The doctor on call last evening was very frustrated with this patients psychiatrist (which I guess made me feel a bit better but a lot worse); this patient has escalated (again) and another patient reacted (again) and the doc felt she should really be directed to her bedroom when she becomes that way in the milieu (swearing loudly, yelling at staff, yelling at other residents). Her psych thinks that's seclusion, so he doesn't agree. Meanwhile ...

Specializes in ED, psych.
True! Ooh, I would love a thread about the best names we've been called. My personal favorite was being referred to as a *******.

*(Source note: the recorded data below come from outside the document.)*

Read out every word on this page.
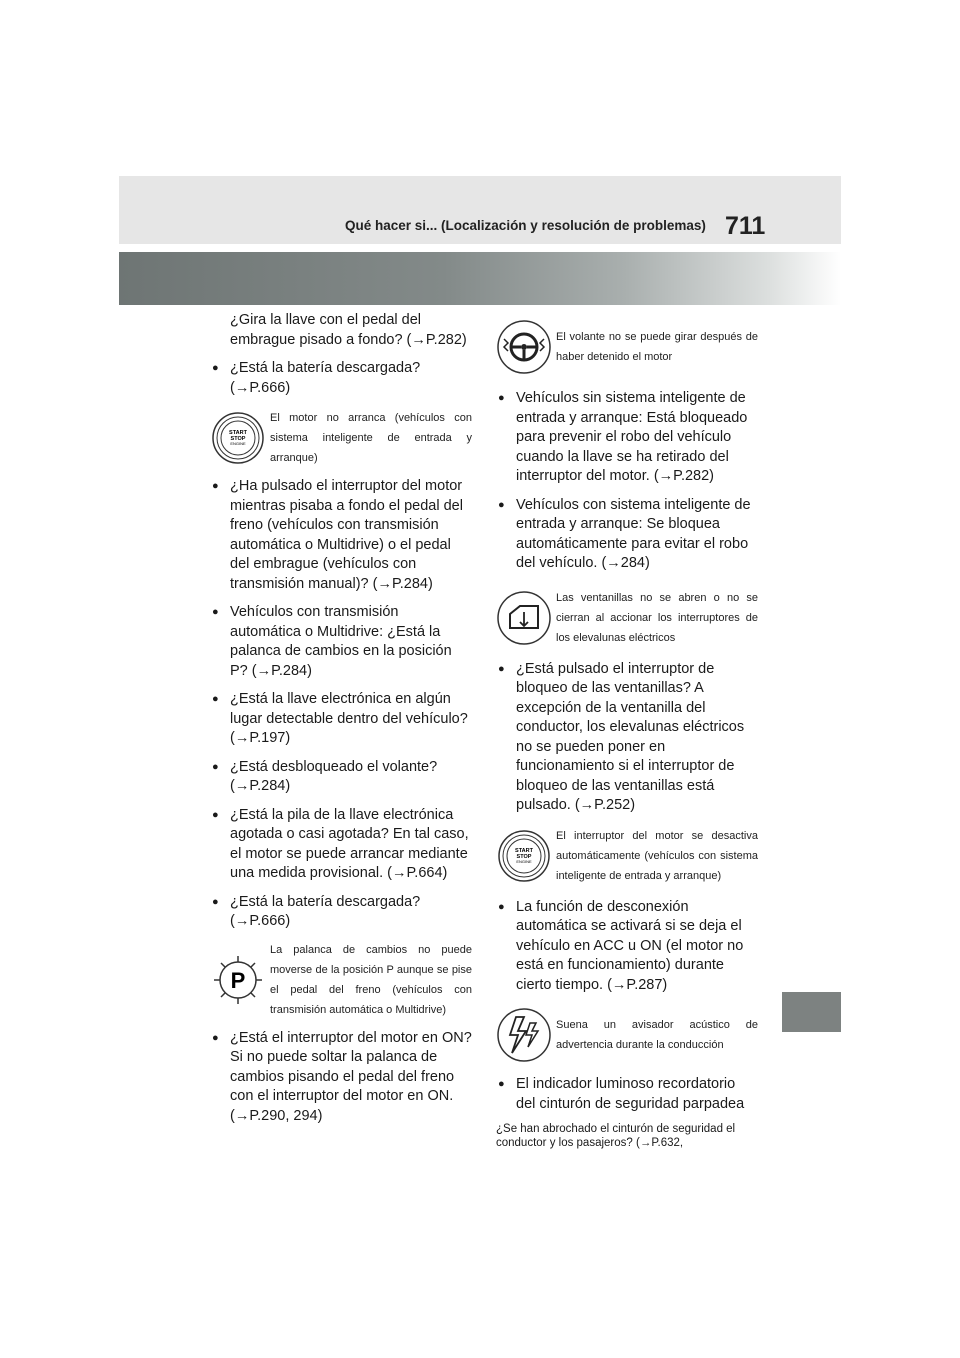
Qué hacer si... (Localización y resolución de problemas) 711

¿Gira la llave con el pedal del embrague pisado a fondo? (→P.282)

● ¿Está la batería descargada? (→P.666)

START
STOP
ENGINE
El motor no arranca (vehículos con sistema inteligente de entrada y arranque)

● ¿Ha pulsado el interruptor del motor mientras pisaba a fondo el pedal del freno (vehículos con transmisión automática o Multidrive) o el pedal del embrague (vehículos con transmisión manual)? (→P.284)

● Vehículos con transmisión automática o Multidrive: ¿Está la palanca de cambios en la posición P? (→P.284)

● ¿Está la llave electrónica en algún lugar detectable dentro del vehículo? (→P.197)

● ¿Está desbloqueado el volante? (→P.284)

● ¿Está la pila de la llave electrónica agotada o casi agotada? En tal caso, el motor se puede arrancar mediante una medida provisional. (→P.664)

● ¿Está la batería descargada? (→P.666)

P
La palanca de cambios no puede moverse de la posición P aunque se pise el pedal del freno (vehículos con transmisión automática o Multidrive)

● ¿Está el interruptor del motor en ON? Si no puede soltar la palanca de cambios pisando el pedal del freno con el interruptor del motor en ON. (→P.290, 294)

El volante no se puede girar después de haber detenido el motor

● Vehículos sin sistema inteligente de entrada y arranque: Está bloqueado para prevenir el robo del vehículo cuando la llave se ha retirado del interruptor del motor. (→P.282)

● Vehículos con sistema inteligente de entrada y arranque: Se bloquea automáticamente para evitar el robo del vehículo. (→284)

Las ventanillas no se abren o no se cierran al accionar los interruptores de los elevalunas eléctricos

● ¿Está pulsado el interruptor de bloqueo de las ventanillas? A excepción de la ventanilla del conductor, los elevalunas eléctricos no se pueden poner en funcionamiento si el interruptor de bloqueo de las ventanillas está pulsado. (→P.252)

START
STOP
ENGINE
El interruptor del motor se desactiva automáticamente (vehículos con sistema inteligente de entrada y arranque)

● La función de desconexión automática se activará si se deja el vehículo en ACC u ON (el motor no está en funcionamiento) durante cierto tiempo. (→P.287)

Suena un avisador acústico de advertencia durante la conducción

● El indicador luminoso recordatorio del cinturón de seguridad parpadea

¿Se han abrochado el cinturón de seguridad el conductor y los pasajeros? (→P.632,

Oh, I'm using my imagination here!

We need a "best of" thread.

Specializes in ED, psych.
How do does your unit deal with privileges? We start taking away privileges with this kind of behavior. You seem like you are doing what you should be doing. After a while of working in psych, I came to appreciate the insults because they can come up with some pretty creative stuff. Just let them roll off but if she is disturbing the milieu than it's behavior that needs to be addressed. Do you have a treatment team with counselors that can possibly speak to her?

We sadly don't use privileges on our unit. Maybe it's time we do so.

Her treatment team speaks to her for several moments at a time ... then ask her to leave because it rarely goes as planned. She picks and chooses the meds she wants to take and this doesn't help.